NEW YORK—Hadoop is a powerful technology that can store and sort unstructured data in a much more efficient way than the traditional enterprise data warehouse.
That doesn’t mean it’s the end of the data warehouse as we know it, according to David Jonker, SAP’s Director of Big Data. But it is time for a change in an enterprise’s thinking about how to blend Hadoop with other database technologies to take advantage of what each does well.
“The enterprise data warehouse isn’t dead,” Jonker said at the Strata/Hadoop World conference in New York City on Oct. 24. “But traditional data management approaches are dead.”
The new approach, Jonker said, should be a side by side framework where data scientists are able to run exploratory queries, make hypotheses and do research on the data stored in Hadoop, while the business intelligence analysts can get quick answers on everyday reporting questions using an in-memory system like SAP’s HANA.

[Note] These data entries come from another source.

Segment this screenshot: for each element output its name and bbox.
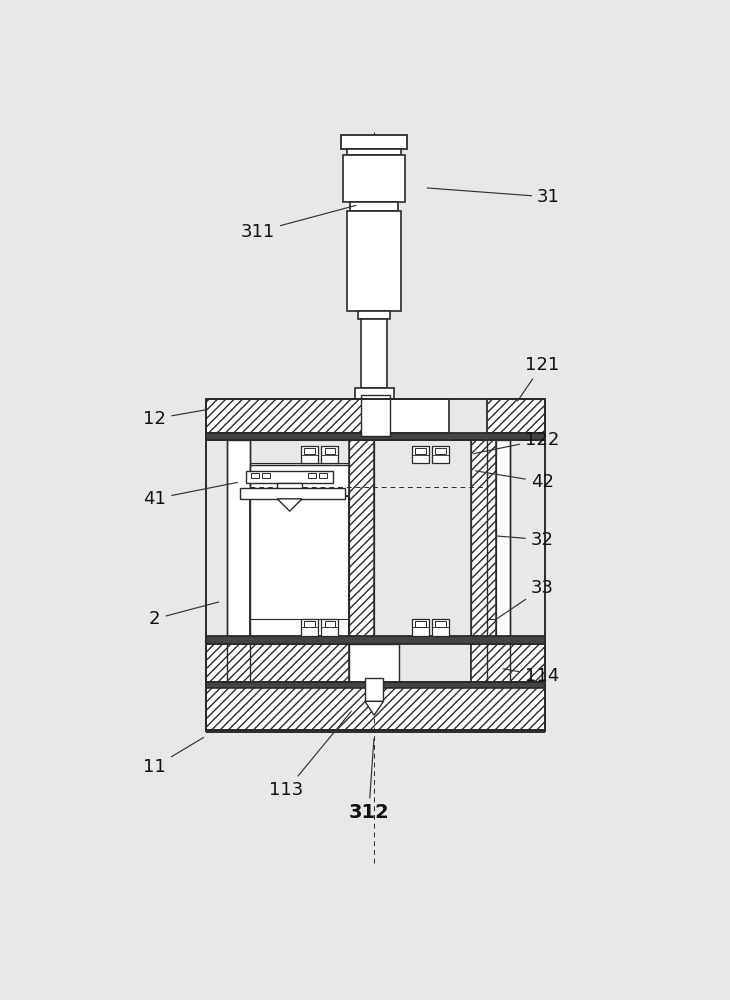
Bar xyxy=(246,471,333,483)
Bar xyxy=(321,446,339,463)
Bar xyxy=(486,440,510,679)
Polygon shape xyxy=(277,499,302,511)
Bar xyxy=(486,399,545,433)
Bar xyxy=(262,473,269,478)
Bar xyxy=(308,473,316,478)
Text: 311: 311 xyxy=(241,205,356,241)
Bar xyxy=(347,211,402,311)
Text: 41: 41 xyxy=(143,482,237,508)
Bar xyxy=(250,465,350,513)
Bar xyxy=(206,399,375,433)
Text: 42: 42 xyxy=(475,471,554,491)
Bar xyxy=(435,448,446,454)
Bar xyxy=(206,682,545,688)
Text: 31: 31 xyxy=(427,188,560,206)
Bar xyxy=(319,473,327,478)
Text: 312: 312 xyxy=(348,739,389,822)
Bar xyxy=(350,202,398,211)
Bar xyxy=(365,678,383,701)
Text: 12: 12 xyxy=(143,410,204,428)
Bar xyxy=(471,644,545,682)
Bar xyxy=(361,319,388,388)
Bar xyxy=(358,311,391,319)
Text: 2: 2 xyxy=(149,602,219,628)
Bar xyxy=(227,440,250,679)
Bar xyxy=(432,446,449,463)
Bar xyxy=(343,155,405,202)
Text: 11: 11 xyxy=(143,737,204,776)
Bar xyxy=(250,496,350,674)
Bar xyxy=(321,619,339,636)
Bar xyxy=(347,149,402,155)
Bar xyxy=(301,446,318,463)
Bar xyxy=(471,440,496,679)
Bar xyxy=(350,644,399,682)
Bar xyxy=(415,620,426,627)
Bar xyxy=(435,620,446,627)
Bar xyxy=(277,483,302,499)
Text: 33: 33 xyxy=(496,579,554,619)
Bar xyxy=(325,620,335,627)
Bar xyxy=(304,620,315,627)
Bar xyxy=(355,388,393,399)
Bar xyxy=(432,619,449,636)
Text: 32: 32 xyxy=(497,531,554,549)
Text: 113: 113 xyxy=(269,711,351,799)
Bar xyxy=(375,399,449,433)
Bar xyxy=(251,473,258,478)
Bar xyxy=(325,448,335,454)
Bar xyxy=(304,448,315,454)
Bar xyxy=(361,395,391,436)
Bar xyxy=(206,433,545,440)
Bar xyxy=(415,448,426,454)
Bar xyxy=(341,135,407,149)
Text: 121: 121 xyxy=(518,356,559,401)
Bar xyxy=(206,644,350,682)
Text: 122: 122 xyxy=(474,431,559,454)
Bar xyxy=(350,440,374,679)
Text: 114: 114 xyxy=(503,667,559,685)
Bar xyxy=(240,488,345,499)
Bar xyxy=(206,682,545,730)
Bar xyxy=(206,636,545,644)
Bar xyxy=(301,619,318,636)
Bar xyxy=(412,619,429,636)
Polygon shape xyxy=(365,701,383,715)
Bar xyxy=(412,446,429,463)
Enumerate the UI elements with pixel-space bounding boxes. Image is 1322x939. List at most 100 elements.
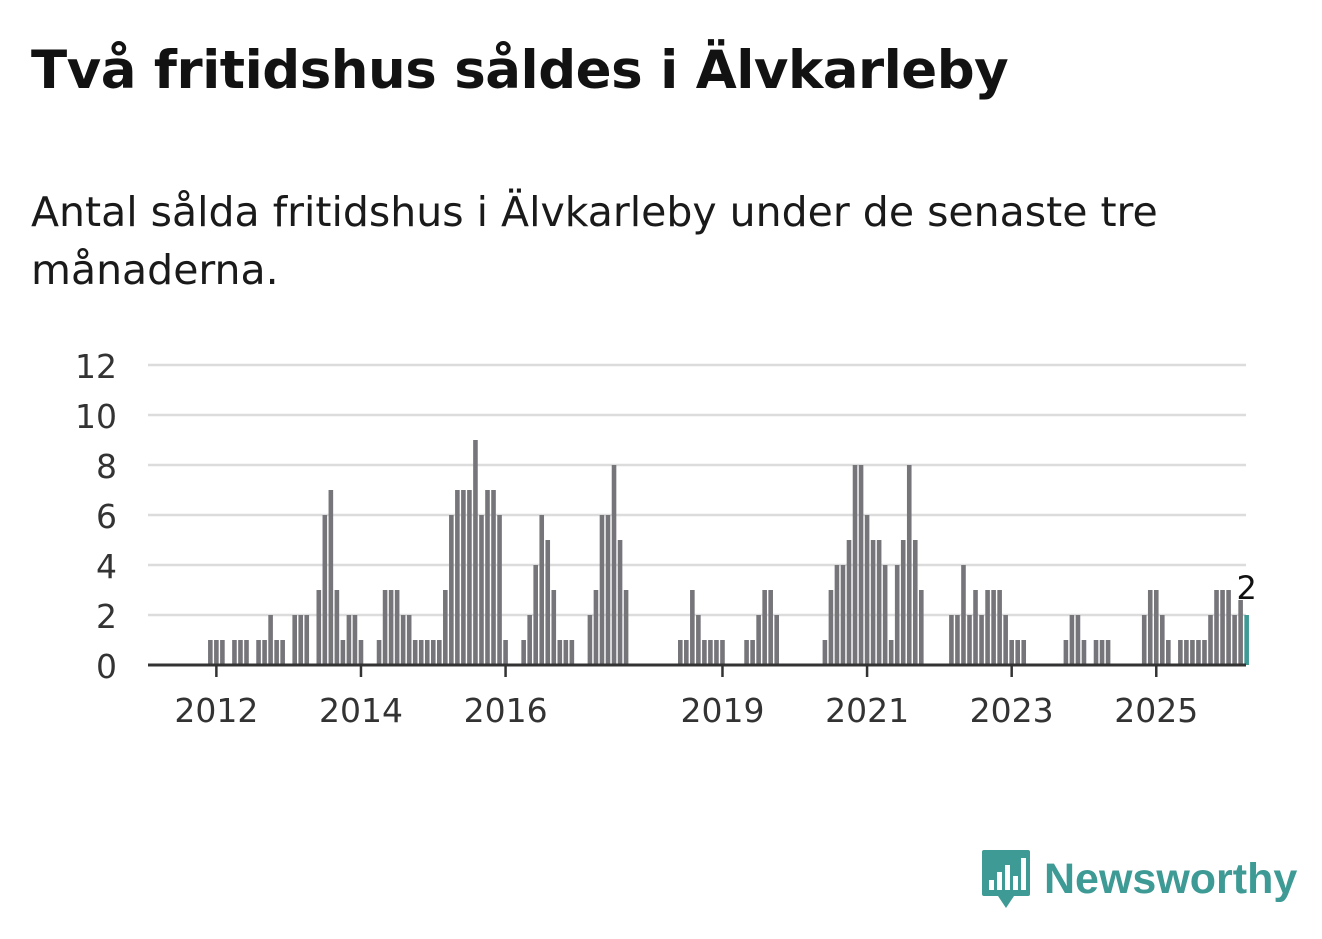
bar — [340, 640, 346, 665]
bar — [467, 490, 472, 665]
bar — [497, 515, 502, 665]
bar — [551, 590, 557, 665]
bar — [593, 590, 599, 665]
x-tick-label: 2025 — [1114, 691, 1198, 730]
bar — [539, 515, 545, 665]
bar — [232, 640, 237, 665]
bar — [1015, 640, 1020, 665]
bar — [1081, 640, 1087, 665]
bar — [961, 565, 966, 665]
bar — [503, 640, 508, 665]
bar — [858, 465, 864, 665]
bar — [1220, 590, 1225, 665]
x-tick-label: 2021 — [825, 691, 909, 730]
bar — [563, 640, 569, 665]
bar — [1069, 615, 1075, 665]
bar — [774, 615, 779, 665]
brand-logo[interactable]: Newsworthy — [980, 848, 1297, 910]
bar — [955, 615, 960, 665]
newsworthy-logo-icon — [982, 850, 1030, 908]
bar — [696, 615, 701, 665]
bar — [708, 640, 713, 665]
bar — [985, 590, 990, 665]
bar — [587, 615, 593, 665]
bar — [244, 640, 249, 665]
bar — [358, 640, 364, 665]
bar — [906, 465, 912, 665]
bar — [756, 615, 761, 665]
bar — [298, 615, 304, 665]
bar — [605, 515, 611, 665]
y-tick-label: 4 — [96, 547, 117, 586]
bar — [1196, 640, 1201, 665]
bar — [1099, 640, 1105, 665]
bar — [430, 640, 436, 665]
bar — [828, 590, 834, 665]
bar — [1153, 590, 1159, 665]
bar — [262, 640, 267, 665]
bar — [449, 515, 454, 665]
bar — [979, 615, 984, 665]
bar — [479, 515, 484, 665]
bar — [1244, 615, 1249, 665]
bar — [1147, 590, 1153, 665]
x-tick-label: 2012 — [174, 691, 258, 730]
bar — [376, 640, 382, 665]
bar — [991, 590, 996, 665]
chart-title: Två fritidshus såldes i Älvkarleby — [31, 40, 1009, 101]
bar — [473, 440, 478, 665]
bar — [280, 640, 285, 665]
bar — [870, 540, 876, 665]
brand-name: Newsworthy — [1044, 854, 1298, 903]
bar — [1202, 640, 1207, 665]
y-tick-label: 12 — [75, 347, 117, 386]
bar — [1232, 615, 1237, 665]
bar — [1003, 615, 1008, 665]
bar — [557, 640, 563, 665]
bar — [720, 640, 725, 665]
bar — [623, 590, 629, 665]
bar — [256, 640, 261, 665]
bar — [400, 615, 406, 665]
bar — [678, 640, 683, 665]
y-tick-label: 2 — [96, 597, 117, 636]
bar — [1214, 590, 1219, 665]
bar — [388, 590, 394, 665]
bar — [214, 640, 219, 665]
bar — [690, 590, 695, 665]
bar — [394, 590, 400, 665]
bar — [443, 590, 448, 665]
bar — [533, 565, 538, 665]
x-tick-label: 2014 — [319, 691, 403, 730]
bar — [1238, 600, 1243, 665]
y-tick-label: 10 — [75, 397, 117, 436]
bar — [346, 615, 352, 665]
bar — [611, 465, 617, 665]
bar — [485, 490, 490, 665]
bar — [684, 640, 689, 665]
bar — [617, 540, 623, 665]
x-tick-label: 2019 — [680, 691, 764, 730]
bar — [322, 515, 328, 665]
bar — [888, 640, 894, 665]
bar — [973, 590, 978, 665]
bar — [702, 640, 707, 665]
bar — [1093, 640, 1099, 665]
bar — [1105, 640, 1111, 665]
bar — [894, 565, 900, 665]
bar — [424, 640, 430, 665]
bar — [1160, 615, 1165, 665]
bar — [599, 515, 605, 665]
bar — [1226, 590, 1231, 665]
x-tick-label: 2023 — [970, 691, 1054, 730]
bar — [876, 540, 882, 665]
bar — [846, 540, 852, 665]
bar — [1075, 615, 1081, 665]
bar — [967, 615, 972, 665]
bar — [1190, 640, 1195, 665]
bar — [1178, 640, 1183, 665]
bar — [412, 640, 418, 665]
bar — [352, 615, 358, 665]
bar — [328, 490, 334, 665]
y-tick-label: 8 — [96, 447, 117, 486]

“Today Hadoop isn’t ready for that kind of [interactive] environment,” Jonker said. “Hadoop and in-memory databases solve different but complementary problems.”
PayPal and its parent company eBay have created a blended Hadoop environment where its data is stored in the cloud, according to Nagaraju Chayapathi, a data integration architect at the company.
As raw clickstream data comes in, it’s processed in Hadoop, where it goes through a “cleaning” phase. Hadoop spits out semi-structured data that PayPal can use in a series of predetermined BI and analytics projects, and stores it in the cloud where it can be accessed by PayPal’s employees all over the world. The company collects 14 terabytes of log data every day, and uses it for things like event analytics, sentiment analysis, real-time location-based offers, customer segmentation and scoring, and a recommendation engine.
“We need that information,” Chayapathi said. “It adds to the business, and we need that information quickly so we can respond quickly.”
Chayapathi said PayPal used to just let the data go because it was too difficult to design a catch-all schema on a traditional database. Now they just run everything through HBase and Hadoop, no matter what the format.
Moises Nascimento, PayPal’s director of data architecture, said the company has a close working relationship with Informatica, which has helped them devise and execute their 48 Hadoop node architecture.
But that architecture still stands next to its Teradata relational database, because the millions of transactions done with PayPal still need to be stored and analyzed.
“We’ll always need transactions, and structured data,” Nascimento said. “The system has run well for us. It’s working.”